Looking at the repair sites and all the car manufacturers listed with all their various problems, I conclude that it's modern electronics amongst other reasons, demands placed upon them, interfacing with multi makers platforms, more than Audi being at fault particularly. But as I said, it's life Jim - I'm not a trekkie - honest, I just like saying that


----------



## Hoggy (May 8, 2002)

jesmond said:


> What's the considered view on why these dash electronic units are so pants - and have such common faults - Audi should be ashamed of themselves, with building high end cars with such low end performing dash pods, and we all just expect it - can't be right, I know it's life Jim, but - not as we'd expect it lol


Hi, Audi wasn't ashamed 16 years ago.  
Think it was a concept shape with concept electronics etc. Who would design an engine with all those hoses on the emission system ? Still luv my 225 though, but having it from new must help reliability.

Hoggy.


----------



## jesmond (Aug 17, 2017)

Wow, top work buddy - you've had that red beauty since new have you?


----------



## Hoggy (May 8, 2002)

jesmond said:


> Wow, top work buddy - you've had that red beauty since new have you?

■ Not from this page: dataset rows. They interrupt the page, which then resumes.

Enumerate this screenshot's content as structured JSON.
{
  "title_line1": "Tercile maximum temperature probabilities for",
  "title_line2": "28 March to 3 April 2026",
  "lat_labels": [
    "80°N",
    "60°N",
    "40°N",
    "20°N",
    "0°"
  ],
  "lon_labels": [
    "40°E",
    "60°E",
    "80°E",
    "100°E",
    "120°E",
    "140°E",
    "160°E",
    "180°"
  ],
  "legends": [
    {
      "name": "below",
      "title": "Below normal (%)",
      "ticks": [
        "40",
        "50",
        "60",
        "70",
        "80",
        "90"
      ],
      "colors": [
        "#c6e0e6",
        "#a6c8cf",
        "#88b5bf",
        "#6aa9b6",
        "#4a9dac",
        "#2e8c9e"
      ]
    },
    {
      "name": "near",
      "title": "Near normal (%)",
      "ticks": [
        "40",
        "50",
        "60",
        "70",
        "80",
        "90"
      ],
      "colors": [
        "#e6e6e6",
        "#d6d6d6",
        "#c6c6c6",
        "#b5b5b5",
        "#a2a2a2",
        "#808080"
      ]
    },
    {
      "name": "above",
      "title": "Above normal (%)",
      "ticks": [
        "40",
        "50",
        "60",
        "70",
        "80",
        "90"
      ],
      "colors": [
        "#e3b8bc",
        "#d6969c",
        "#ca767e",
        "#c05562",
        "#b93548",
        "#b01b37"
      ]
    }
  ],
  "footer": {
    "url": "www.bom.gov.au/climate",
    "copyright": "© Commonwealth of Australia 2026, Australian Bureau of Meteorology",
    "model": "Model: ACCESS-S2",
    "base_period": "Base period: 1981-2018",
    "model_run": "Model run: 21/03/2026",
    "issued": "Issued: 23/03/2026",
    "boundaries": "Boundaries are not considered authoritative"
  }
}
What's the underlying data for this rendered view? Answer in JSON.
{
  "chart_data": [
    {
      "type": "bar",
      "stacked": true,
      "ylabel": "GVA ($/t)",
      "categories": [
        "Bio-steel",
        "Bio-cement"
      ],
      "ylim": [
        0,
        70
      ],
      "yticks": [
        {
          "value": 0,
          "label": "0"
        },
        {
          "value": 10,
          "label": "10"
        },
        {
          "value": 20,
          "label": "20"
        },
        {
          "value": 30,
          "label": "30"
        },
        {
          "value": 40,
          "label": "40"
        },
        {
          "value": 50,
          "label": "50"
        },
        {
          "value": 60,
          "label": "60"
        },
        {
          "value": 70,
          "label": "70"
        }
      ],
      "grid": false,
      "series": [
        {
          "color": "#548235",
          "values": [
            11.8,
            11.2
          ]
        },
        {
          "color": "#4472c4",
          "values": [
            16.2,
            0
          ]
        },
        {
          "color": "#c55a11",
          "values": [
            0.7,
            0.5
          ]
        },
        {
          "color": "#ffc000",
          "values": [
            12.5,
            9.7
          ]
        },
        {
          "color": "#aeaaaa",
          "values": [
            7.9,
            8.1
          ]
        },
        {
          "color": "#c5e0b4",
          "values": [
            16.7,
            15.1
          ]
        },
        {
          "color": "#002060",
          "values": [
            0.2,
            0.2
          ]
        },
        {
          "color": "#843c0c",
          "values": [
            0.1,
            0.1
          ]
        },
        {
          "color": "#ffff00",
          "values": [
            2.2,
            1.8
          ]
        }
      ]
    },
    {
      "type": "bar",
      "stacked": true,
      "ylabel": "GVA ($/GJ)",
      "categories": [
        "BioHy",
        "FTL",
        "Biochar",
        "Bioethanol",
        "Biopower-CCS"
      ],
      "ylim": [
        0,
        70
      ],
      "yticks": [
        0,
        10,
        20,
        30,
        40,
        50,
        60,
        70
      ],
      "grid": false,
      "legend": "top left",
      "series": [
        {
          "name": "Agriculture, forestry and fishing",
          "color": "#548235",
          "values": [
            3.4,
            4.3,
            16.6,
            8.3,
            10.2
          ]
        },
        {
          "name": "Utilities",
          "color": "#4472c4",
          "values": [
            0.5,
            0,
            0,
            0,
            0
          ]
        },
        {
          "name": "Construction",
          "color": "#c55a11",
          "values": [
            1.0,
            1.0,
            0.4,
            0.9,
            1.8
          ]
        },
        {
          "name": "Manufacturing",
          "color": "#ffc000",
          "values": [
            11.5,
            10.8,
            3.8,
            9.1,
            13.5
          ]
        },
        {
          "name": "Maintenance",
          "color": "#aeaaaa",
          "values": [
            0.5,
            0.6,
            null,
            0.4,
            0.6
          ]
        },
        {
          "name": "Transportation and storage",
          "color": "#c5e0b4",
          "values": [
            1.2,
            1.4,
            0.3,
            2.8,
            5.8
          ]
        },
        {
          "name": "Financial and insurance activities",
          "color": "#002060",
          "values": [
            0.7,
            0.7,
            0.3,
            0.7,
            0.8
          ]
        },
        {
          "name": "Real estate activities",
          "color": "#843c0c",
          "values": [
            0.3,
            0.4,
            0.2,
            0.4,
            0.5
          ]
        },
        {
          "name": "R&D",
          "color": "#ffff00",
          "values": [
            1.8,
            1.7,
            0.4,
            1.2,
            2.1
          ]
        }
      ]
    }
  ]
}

Hi, Yes, over 16 years, not my daily & a pampered TT. 8) 
Hoggy.


----------



## jesmond (Aug 17, 2017)

Marvellous, and why not Hoggy. They're definitely lovely things to chuck around and drive, quality oozes through, and I'm delighted on how chunky, clunky and manly they are - that gear change is virtually . . sublime almost - I can't stop shouting at the top of my voice "I love this car". I have to admit, I was a hairdresser caller before but not anymore


----------



## YELLOW_TT (Feb 25, 2004)

jesmond said:


> Looking at the repair sites and all the car manufacturers listed with all their various problems, I conclude that it's modern electronics amongst other reasons, demands placed upon them, interfacing with multi makers platforms, more than Audi being at fault particularly. But as I said, it's life Jim - I'm not a trekkie - honest, I just like saying that


Audi should be ashamed not for the faults but charging customers £800 a time to replace the dash pod until they were publicly shamed on TV


----------